Днём радует сердце и глаз «весёлый, горушками, берёзовый лес», где «трава вдоль тропы была молода и первозданно свежа, берёзы вскидывались ветвями в одну сторону». Ласкают слух трели певчих птиц, голос предсказательницы-кукушки.
«Пригорок сменялся пригорком, тропа стелилась теперь по высокому, обросшему сосняком берегу. Наконец открылась река, со спокойным синим плёсом внизу».
Здесь источник душевного равновесия, духовных и физических сил народа. Всегдашнее присловье старика Егоровича: «Добро, ладно, хорошо», троекратное утверждение желанного лада, чуть ли не по-детски простого и мудрого, – также из этого источника.
В небольших зарисовках, рассыпанных в тексте, с разных сторон показана подлинная безыскусственная жизнь, в которой нет места фальши, притворству, лицемерию. Здесь нельзя укрыться за фарисейскими личинами и масками, в деревне всё и все на виду. Здесь нет двойных стандартов. Идеал от века единый – жизнь по-Божьи, по правде, по совести.
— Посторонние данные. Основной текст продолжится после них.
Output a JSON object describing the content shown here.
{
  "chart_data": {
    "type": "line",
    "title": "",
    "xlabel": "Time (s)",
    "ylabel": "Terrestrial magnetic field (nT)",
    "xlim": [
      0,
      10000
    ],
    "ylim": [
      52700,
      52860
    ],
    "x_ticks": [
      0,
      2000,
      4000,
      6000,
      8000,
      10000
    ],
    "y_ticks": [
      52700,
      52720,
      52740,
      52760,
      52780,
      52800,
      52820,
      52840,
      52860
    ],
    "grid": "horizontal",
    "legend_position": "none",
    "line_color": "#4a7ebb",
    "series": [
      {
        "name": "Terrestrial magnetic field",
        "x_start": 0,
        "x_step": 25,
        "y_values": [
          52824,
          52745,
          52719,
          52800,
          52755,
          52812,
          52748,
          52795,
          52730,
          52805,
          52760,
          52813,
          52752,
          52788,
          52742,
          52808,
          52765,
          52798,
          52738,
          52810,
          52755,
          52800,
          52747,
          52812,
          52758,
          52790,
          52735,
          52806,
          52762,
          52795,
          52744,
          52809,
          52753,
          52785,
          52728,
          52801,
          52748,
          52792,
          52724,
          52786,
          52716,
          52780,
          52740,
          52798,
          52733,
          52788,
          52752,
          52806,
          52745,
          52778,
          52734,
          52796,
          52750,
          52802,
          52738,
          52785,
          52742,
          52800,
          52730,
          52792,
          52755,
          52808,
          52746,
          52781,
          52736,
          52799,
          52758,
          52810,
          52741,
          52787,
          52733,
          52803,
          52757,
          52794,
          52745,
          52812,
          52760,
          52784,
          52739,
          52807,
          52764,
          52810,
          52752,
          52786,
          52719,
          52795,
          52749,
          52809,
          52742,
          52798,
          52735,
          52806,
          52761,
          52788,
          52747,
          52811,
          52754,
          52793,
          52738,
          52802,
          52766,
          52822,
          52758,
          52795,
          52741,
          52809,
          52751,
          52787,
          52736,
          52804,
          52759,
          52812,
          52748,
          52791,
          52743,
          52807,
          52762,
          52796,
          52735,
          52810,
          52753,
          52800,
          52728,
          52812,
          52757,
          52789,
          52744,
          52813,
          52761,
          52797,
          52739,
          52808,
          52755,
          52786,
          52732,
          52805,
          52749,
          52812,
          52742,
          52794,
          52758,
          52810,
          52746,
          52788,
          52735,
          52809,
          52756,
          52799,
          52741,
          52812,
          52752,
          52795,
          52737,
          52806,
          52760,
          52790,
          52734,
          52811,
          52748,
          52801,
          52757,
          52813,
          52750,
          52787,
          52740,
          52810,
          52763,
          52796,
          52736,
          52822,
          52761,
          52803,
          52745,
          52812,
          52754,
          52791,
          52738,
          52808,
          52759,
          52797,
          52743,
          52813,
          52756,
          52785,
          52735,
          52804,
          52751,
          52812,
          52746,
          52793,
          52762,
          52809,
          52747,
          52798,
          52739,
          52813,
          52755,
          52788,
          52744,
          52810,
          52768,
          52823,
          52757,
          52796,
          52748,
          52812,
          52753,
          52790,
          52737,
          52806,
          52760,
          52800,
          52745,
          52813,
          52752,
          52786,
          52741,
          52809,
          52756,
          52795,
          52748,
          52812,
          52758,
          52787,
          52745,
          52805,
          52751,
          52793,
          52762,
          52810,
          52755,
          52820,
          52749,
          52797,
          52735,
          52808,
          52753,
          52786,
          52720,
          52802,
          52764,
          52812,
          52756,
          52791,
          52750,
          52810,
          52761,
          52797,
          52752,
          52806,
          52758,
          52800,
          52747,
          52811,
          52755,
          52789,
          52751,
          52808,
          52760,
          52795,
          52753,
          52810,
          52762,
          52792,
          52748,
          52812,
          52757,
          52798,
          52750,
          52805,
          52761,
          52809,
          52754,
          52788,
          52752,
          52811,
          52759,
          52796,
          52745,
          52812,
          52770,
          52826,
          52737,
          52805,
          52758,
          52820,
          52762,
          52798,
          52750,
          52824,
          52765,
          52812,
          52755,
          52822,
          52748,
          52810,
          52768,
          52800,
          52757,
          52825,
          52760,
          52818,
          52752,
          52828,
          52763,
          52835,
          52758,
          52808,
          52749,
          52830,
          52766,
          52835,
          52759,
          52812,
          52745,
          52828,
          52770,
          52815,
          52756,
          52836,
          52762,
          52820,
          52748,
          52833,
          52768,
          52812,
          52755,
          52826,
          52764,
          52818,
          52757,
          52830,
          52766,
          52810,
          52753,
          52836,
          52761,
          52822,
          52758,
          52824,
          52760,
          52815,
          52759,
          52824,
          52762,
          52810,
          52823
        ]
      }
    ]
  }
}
Такова в повести В.И. Белова четвёртая участница поездки – крёстная Лёшки Настасья. У неё своя цель:
«– А ты, крёсная, пошто в город-то? – спросил Лёшка Настасью.
– Да в церкву.
– Молиться, что ли?
– На Казанскую. Да и Степанушка помяну».
Христианское празднование в честь Казанской иконы Божией Матери происходит дважды в году – летом и осенью. Летом почитание чудотворной иконы совершается 21 июля. Так, указанием на православный праздник устанавливается не только точная хронология в протекании художественного времени в повести, но и формируется её христианский подтекст.
Отблеск русского лада светится в образе богомольной Настасьи. Она отправляется в дальний путь на молитву за упокой души погибшего на войне мужа Степана. Все долгие горькие годы вдовства и одиночества Настасья бережёт в душе память о муже:
«Одна и живу. Уж двадцать пять годов одна, как войну-то открыли, так его на второй день и вызвали. Одно письмо послал с первых-то позиций. В самый огонь и попал, да кряду, видать, и убили. Степаном звали.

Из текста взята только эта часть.